The drone flies by again and Carrie focuses on the image, freezes it on the screen.

Studies it closely, notices it's not exactly just a circle, that the circle has an extension.

And maybe she's reading into things too deeply, seeing things she wants to see. But the gears start turning in her head, still trying to connect the dots at the end of a marathon day.

A circle of infrared light, exactly what a black ops team would use to signal for a nighttime helicopter landing. Military grade flares, possibly set on a timer considering there didn't seem to be anyone left in the area to have manually set it off. A landing zone for a non-existent helicopter though. A circle of light directing no one, seemingly placed there for no military reason.

But it could be a signal to their drone.

And the more she looks at it, the more it's not a circle.

Adal's starting to look at her funny, must feel her energy rising. She can sense it too, the buzz of comprehension, the feeling of everything falling into place.

Carrie takes a screen shot of the drone footage, then pulls up another file, footage of the same area shot a few hours earlier by the same drone. Waits until the drone is in the same position, freezes the video and looks at Adal in triumph.

"This is four hours ago. Five heat signatures.

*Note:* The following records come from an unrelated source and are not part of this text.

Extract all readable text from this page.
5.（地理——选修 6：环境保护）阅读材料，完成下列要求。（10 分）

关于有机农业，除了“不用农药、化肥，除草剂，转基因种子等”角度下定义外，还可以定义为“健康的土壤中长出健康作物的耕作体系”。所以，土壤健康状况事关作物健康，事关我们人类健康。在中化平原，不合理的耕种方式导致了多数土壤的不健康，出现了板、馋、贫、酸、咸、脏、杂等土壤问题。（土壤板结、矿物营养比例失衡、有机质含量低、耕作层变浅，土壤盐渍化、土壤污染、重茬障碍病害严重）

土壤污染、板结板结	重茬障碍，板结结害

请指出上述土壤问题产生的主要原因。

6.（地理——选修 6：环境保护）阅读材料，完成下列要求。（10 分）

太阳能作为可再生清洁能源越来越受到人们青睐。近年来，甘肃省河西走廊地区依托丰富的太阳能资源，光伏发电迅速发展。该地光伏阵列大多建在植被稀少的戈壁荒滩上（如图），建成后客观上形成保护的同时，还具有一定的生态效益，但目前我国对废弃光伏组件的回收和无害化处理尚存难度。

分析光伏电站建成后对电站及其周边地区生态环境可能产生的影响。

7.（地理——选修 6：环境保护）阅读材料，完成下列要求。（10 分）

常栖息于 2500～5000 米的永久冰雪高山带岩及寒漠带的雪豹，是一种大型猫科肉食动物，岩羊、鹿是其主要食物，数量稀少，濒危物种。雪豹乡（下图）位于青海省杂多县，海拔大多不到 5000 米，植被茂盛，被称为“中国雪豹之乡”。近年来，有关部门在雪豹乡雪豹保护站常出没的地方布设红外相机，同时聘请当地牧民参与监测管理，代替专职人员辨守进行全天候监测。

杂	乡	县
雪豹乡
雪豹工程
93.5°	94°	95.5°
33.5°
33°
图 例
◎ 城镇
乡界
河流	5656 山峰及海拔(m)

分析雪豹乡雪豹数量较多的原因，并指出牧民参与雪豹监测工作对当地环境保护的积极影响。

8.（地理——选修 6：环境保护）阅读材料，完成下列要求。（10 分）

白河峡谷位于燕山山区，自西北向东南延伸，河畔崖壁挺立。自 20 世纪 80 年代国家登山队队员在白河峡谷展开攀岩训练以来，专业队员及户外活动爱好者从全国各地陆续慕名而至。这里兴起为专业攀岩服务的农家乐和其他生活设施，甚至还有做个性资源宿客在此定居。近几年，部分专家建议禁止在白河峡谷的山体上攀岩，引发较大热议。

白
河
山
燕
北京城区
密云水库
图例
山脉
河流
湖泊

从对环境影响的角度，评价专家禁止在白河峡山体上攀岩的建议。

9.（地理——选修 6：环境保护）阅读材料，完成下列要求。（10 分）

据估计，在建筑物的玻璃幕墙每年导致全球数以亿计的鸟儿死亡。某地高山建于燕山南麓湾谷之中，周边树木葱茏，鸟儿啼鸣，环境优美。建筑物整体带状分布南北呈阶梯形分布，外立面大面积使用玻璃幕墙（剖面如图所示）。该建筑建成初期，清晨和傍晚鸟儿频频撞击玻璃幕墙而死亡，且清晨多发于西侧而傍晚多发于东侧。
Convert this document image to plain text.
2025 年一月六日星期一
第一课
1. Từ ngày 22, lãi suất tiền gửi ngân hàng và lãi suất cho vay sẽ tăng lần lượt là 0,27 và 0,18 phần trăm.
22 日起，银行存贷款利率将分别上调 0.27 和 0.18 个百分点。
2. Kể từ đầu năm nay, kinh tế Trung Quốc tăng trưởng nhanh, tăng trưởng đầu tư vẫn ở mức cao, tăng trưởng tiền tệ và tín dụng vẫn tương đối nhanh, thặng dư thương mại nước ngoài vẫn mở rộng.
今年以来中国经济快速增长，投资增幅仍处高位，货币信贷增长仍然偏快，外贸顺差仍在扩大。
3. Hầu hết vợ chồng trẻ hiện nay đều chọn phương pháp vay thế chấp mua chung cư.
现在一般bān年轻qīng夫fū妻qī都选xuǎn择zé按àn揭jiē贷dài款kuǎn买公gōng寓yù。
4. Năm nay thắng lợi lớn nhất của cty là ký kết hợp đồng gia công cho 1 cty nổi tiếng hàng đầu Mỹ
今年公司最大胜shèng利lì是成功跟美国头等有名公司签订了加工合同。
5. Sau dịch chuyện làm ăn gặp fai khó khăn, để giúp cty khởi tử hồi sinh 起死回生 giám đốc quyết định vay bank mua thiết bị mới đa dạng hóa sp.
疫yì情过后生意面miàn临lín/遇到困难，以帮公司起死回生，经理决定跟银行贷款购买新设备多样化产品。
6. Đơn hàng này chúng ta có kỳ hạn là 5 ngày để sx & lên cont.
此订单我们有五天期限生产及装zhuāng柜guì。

Four of yours and their prisoner," she says with just a hint of self-satisfaction.

Adal sneers, doesn't look convinced.

"That could be anyone, Carrie," he says. "Probably fucking refugees fleeing to Turkey."

"In the exact same location as this light? So they just happened to be refugees with infrared flares?" she counters.

"Who knows why whoever it was set out a infrared circle. Maybe the mission was aborted. Maybe it's all just a big fucking practical joke," Adal replies.

"And maybe that isn't a circle. In fact, I'd say it's clearly a letter," Carrie retorts with a smirk.

For once Adal looks slightly rattled, glances at her irritably before taking another look at the two screenshots, four hours apart.

The first shows five human sized heat sources, likely inside a circular stone hut.

The second is the same hut. Clearly encircled in a large infrared letter Q.

And now Carrie's the one wearing a smug grin, giving Adal a condescending look.

"Well you did do a good job training him," she states. "He is fucking resourceful when he needs to be."

Adal doesn't even bother to argue that it's not Quinn, just snarls and starts to walk out of her office.

"Oh come on, stay and tell me again how he's dead, how the mission is the only thing he's thinking about," Carrie says loudly to his back, feels her anger mix with disbelief, happiness, relief.

Adal keeps walking, leaves her alone in her office, slouched in her desk chair staring at the freeze frames on her screen.

She stares at the image of five heat sources, wonders which glowing blob is Quinn. Imagines him huddled in a stone hut, injured and exhausted.

And really she has to admit she thought Adal was right, that wherever Quinn was he was not thinking about home, not thinking about her. This obligation she feels towards him has less to do with a future together with Quinn, more to do with not losing him too. Not after all that she's lost.

There had been all the naysayers, mostly Saul and Adal. Telling her to let go, give up. To let Quinn be, let him run around risking his life for something he doesn't give a shit about anymore. To forget about him, move on like he has.

And it may not be much, his little gesture of acknowledgement. She did save their lives, pulled every string as quickly as she could. But it proved he was alive, had thought of her. Had even put in the effort to send her a signal from the ruins of Syria, a small something to let her know he appreciated her work, was thinking of her.

Carrie leans back in her chair, closes her eyes and feels a slow smile spread across her face.

It may only be round one but at least she won this one, saw the proof in Adal's pissed off expression as he left earlier. And for now it's enough to lighten the lead ball in her stomach, unclench her shoulders.

Because somewhere in Syria Quinn still has a chance, has yet to be lost in the wreckage of war. And that means she still has a chance too - to make up for the mistakes of her past, to make good on the debt she still owes him.